Une étude publiée le 2 juin 2020 dans la revue Conservation Biology révèle comment la hausse des investissements chinois en Amérique centrale et du Sud est corrélée à l’intensification du trafic illégal de jaguars vers l’Empire du Milieu.
Le trafic illégal de jaguars en Amérique centrale et du Sud est-il en partie lié aux investissements chinois sur le continent ? C’est en tout cas ce qu’avance une étude publiée le 2 juin 2020 dans la revue Conservation Biology.
Intitulée “Le commerce illégal de félins sauvages et son lien avec le développement mené par les Chinois en Amérique centrale et du Sud”, l’étude affirme que plus de 800 jaguars ont été tués entre 2012 et 2018 dans la région, uniquement pour le marché chinois.
Une situation jugée préoccupante par l’auteur principal de l’étude, Thais Morcatty, qui s’est exprimé dans le magazine National Geographic. Le doctorant en anthropologie à l’université d’Oxford Brookes, en Angleterre, a enquêté sur les raisons de ce lien.
Les dents de jaguar très prisées
Les auteurs ont donc réuni les données de plus de 1000 grands félins (jaguar, puma et ocelot) saisis entre 2012 et 2018 dans 19 pays d’Amérique centrale et du Sud ainsi qu’en Chine.
Il apparaît que les pays concernés par ce trafic ont un niveau de corruption élevé et un faible revenu par habitant. Mais ces Etats ont un autre point commun : un niveau élevé d’investissements privés chinois. En Amérique centrale et du Sud, les investissements de l’Empire du Milieu ont été multipliés par dix au cours de la dernière décennie, détaille l’étude. Des investissements très positifs pour le continent, stimulant l’activité économique et le développement où ils sont réalisés, mais qui sont aussi corrélés à une hausse du trafic illégal de jaguars. Ces pays “ont enregistré 10 à 50 fois plus de saisies de jaguars que les autres pays de l’échantillon” note l’étude. Il s’agit du Brésil, de la Bolivie, de la Colombie, du Pérou et du Suriname.
« Ce que nous pouvons apprendre de cela, c’est que les modèles que nous avons vus en Asie puis en Afrique commencent maintenant à émerger en Amérique du Sud« , a déclaré Vincent Nijman, co-auteur de l’étude, dans les colonnes du New York Times.

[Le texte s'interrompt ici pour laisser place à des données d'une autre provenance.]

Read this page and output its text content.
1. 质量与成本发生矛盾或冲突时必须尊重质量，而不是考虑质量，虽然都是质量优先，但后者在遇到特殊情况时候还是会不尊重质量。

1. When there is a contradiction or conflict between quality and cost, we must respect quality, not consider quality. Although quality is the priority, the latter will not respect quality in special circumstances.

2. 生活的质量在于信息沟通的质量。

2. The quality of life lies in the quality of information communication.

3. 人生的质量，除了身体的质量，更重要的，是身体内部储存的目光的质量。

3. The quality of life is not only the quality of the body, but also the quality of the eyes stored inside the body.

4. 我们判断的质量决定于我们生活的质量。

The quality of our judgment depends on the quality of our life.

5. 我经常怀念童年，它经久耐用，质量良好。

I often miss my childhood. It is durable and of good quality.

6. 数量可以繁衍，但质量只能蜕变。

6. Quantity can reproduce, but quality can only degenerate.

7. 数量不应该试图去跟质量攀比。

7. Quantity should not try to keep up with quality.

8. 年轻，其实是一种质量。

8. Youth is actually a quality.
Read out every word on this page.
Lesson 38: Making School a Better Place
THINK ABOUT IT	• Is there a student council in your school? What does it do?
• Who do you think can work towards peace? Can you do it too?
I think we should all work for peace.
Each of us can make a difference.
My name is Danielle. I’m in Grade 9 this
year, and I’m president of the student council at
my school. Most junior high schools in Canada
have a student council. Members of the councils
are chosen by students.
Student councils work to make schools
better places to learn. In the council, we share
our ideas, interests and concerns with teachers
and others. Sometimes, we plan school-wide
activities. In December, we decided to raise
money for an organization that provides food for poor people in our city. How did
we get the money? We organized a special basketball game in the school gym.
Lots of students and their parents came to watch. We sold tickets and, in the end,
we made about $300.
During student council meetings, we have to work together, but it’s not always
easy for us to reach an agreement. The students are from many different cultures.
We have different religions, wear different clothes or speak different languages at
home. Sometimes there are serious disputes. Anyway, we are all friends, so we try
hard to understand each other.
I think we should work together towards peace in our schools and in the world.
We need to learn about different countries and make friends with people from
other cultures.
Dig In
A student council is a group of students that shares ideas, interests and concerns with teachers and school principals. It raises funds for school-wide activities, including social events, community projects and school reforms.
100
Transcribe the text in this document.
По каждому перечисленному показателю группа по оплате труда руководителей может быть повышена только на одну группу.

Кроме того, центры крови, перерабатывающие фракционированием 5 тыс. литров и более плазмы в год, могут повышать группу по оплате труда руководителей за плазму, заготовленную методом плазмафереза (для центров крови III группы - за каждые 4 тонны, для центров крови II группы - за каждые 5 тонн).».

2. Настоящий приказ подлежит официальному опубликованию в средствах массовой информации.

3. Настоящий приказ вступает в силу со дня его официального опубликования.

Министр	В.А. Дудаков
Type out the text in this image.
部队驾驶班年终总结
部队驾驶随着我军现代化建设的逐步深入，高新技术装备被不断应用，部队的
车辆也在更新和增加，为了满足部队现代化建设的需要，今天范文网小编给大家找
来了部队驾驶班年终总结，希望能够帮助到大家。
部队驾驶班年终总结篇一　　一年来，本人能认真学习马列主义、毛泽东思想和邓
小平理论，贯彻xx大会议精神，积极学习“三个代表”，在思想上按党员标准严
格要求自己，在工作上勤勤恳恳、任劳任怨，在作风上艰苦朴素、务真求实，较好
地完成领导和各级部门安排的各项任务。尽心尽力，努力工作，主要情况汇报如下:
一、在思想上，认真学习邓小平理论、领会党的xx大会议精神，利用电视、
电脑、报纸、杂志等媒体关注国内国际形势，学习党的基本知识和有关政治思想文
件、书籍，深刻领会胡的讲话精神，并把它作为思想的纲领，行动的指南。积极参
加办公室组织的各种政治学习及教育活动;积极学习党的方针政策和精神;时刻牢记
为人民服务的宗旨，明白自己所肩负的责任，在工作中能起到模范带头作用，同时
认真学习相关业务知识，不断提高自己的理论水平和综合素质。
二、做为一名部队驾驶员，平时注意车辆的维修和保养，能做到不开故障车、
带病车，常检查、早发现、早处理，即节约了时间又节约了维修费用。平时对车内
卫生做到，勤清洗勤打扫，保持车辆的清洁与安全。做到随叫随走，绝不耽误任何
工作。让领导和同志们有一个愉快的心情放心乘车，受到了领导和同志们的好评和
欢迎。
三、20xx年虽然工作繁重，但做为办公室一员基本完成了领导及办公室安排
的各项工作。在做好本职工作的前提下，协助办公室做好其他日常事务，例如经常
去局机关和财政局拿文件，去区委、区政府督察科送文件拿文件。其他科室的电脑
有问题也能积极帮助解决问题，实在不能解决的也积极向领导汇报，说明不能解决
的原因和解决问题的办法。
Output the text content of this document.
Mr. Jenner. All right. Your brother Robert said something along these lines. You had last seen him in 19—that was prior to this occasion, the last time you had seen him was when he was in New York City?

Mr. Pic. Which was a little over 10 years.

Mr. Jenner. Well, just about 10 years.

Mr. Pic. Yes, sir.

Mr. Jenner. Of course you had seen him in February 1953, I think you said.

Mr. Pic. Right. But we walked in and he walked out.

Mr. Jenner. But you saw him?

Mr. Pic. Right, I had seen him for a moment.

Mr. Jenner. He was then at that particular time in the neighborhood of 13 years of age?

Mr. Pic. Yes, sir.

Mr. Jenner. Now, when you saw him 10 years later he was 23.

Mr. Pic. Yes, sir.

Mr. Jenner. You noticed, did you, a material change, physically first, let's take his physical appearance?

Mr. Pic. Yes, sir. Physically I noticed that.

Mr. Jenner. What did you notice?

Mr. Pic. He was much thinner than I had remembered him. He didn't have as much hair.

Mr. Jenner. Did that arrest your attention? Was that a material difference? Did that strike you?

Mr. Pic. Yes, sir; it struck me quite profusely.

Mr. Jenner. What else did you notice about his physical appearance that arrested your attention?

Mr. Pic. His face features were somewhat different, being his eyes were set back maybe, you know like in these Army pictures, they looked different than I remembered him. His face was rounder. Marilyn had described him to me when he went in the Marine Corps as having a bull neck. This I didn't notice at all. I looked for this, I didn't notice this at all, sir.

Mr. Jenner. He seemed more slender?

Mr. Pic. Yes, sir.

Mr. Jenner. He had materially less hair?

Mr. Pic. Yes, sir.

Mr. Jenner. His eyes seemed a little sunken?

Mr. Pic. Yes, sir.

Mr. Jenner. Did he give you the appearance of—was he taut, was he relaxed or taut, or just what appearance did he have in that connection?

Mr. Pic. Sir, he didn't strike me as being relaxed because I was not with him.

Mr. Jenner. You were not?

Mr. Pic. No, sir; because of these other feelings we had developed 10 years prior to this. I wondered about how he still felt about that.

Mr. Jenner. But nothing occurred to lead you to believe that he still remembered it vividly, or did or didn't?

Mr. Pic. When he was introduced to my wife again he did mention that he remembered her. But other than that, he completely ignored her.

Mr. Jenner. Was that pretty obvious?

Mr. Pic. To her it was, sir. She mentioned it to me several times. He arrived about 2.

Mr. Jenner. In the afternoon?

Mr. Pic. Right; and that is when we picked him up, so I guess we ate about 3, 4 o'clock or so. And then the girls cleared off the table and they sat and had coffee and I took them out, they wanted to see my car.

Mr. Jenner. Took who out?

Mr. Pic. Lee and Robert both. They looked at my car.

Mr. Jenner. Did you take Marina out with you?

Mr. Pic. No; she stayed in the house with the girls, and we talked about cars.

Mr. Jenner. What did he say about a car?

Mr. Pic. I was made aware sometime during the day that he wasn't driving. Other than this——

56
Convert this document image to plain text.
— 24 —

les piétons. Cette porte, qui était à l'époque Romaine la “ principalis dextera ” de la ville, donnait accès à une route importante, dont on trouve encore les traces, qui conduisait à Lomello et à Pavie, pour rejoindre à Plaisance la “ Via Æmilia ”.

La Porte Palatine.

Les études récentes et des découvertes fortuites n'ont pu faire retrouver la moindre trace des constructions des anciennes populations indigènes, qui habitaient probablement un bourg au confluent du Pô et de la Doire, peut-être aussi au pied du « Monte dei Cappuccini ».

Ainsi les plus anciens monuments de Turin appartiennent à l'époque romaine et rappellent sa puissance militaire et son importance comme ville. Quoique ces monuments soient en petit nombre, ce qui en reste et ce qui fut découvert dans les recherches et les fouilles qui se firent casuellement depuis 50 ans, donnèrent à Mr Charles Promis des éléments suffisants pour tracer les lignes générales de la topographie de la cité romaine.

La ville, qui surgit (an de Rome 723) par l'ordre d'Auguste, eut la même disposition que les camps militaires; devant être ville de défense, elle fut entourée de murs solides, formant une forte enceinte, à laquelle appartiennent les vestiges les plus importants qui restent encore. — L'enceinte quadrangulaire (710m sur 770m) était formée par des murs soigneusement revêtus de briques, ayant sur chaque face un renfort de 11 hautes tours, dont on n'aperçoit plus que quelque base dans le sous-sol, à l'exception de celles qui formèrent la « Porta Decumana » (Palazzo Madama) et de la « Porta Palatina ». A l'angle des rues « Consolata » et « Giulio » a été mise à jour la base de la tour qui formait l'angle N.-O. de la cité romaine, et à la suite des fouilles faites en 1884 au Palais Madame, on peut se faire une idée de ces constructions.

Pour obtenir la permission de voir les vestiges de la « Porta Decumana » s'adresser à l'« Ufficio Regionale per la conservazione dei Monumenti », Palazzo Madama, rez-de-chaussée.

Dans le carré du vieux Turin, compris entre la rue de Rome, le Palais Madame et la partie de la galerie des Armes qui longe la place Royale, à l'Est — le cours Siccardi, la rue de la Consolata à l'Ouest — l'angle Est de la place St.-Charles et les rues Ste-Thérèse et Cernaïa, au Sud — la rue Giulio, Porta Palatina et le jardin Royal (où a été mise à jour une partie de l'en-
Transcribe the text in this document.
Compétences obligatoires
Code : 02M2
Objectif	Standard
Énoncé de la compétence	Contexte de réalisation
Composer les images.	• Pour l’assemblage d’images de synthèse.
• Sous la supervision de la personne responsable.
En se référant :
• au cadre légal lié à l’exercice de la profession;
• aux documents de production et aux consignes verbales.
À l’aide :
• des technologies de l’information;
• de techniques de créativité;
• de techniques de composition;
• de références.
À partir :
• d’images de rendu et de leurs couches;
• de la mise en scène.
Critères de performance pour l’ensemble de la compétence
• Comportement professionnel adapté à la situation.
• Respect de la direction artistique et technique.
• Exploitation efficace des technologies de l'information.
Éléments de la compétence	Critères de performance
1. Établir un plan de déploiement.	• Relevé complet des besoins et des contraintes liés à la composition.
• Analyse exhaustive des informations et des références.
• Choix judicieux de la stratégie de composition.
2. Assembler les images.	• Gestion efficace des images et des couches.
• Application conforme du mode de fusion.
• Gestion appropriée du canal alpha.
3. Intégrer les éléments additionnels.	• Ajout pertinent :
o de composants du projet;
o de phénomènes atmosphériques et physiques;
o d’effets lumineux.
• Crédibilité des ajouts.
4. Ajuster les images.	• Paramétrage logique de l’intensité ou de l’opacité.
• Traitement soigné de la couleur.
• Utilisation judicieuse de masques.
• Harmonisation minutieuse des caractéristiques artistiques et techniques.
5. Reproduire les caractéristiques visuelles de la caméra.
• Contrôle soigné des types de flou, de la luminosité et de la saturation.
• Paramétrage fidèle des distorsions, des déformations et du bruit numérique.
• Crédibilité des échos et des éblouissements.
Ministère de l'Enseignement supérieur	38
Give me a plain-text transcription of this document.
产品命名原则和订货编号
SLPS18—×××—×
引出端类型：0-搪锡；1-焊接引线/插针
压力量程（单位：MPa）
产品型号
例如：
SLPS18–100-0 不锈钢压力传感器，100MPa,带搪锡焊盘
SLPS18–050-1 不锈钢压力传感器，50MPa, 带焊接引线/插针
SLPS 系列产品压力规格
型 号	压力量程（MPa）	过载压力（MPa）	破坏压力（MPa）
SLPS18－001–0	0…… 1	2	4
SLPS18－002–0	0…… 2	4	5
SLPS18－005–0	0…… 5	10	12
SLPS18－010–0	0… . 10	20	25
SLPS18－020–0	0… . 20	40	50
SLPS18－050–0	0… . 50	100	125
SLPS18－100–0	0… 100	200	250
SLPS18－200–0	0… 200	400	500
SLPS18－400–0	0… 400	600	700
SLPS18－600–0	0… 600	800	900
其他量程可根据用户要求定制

La pauvreté et la présence chinoise stimuleraient donc ce trafic. Les dents de jaguar sont les parties les plus prisées, utilisées dans les bijouteries chinoises. 1991 canines ont été saisies par les autorités entre 2012 et 2018.
Le jaguar est un animal présent à l’état sauvage sur une aire s’étendant du Mexique à l’Argentine. Il est aujourd’hui considéré comme “quasi menacé” par l’Union internationale pour la conservation de la nature (UICN). Les populations de l’animal disparaissent principalement à cause de la perte de leur habitat (déforestation) et des conflits avec les habitants des régions où elles se trouvent, en particulier avec les agriculteurs. De nombreux projets de conservation comme celui de Yara Barros, que nous avions rencontré au Brésil, œuvrent pour la protection de l’animal.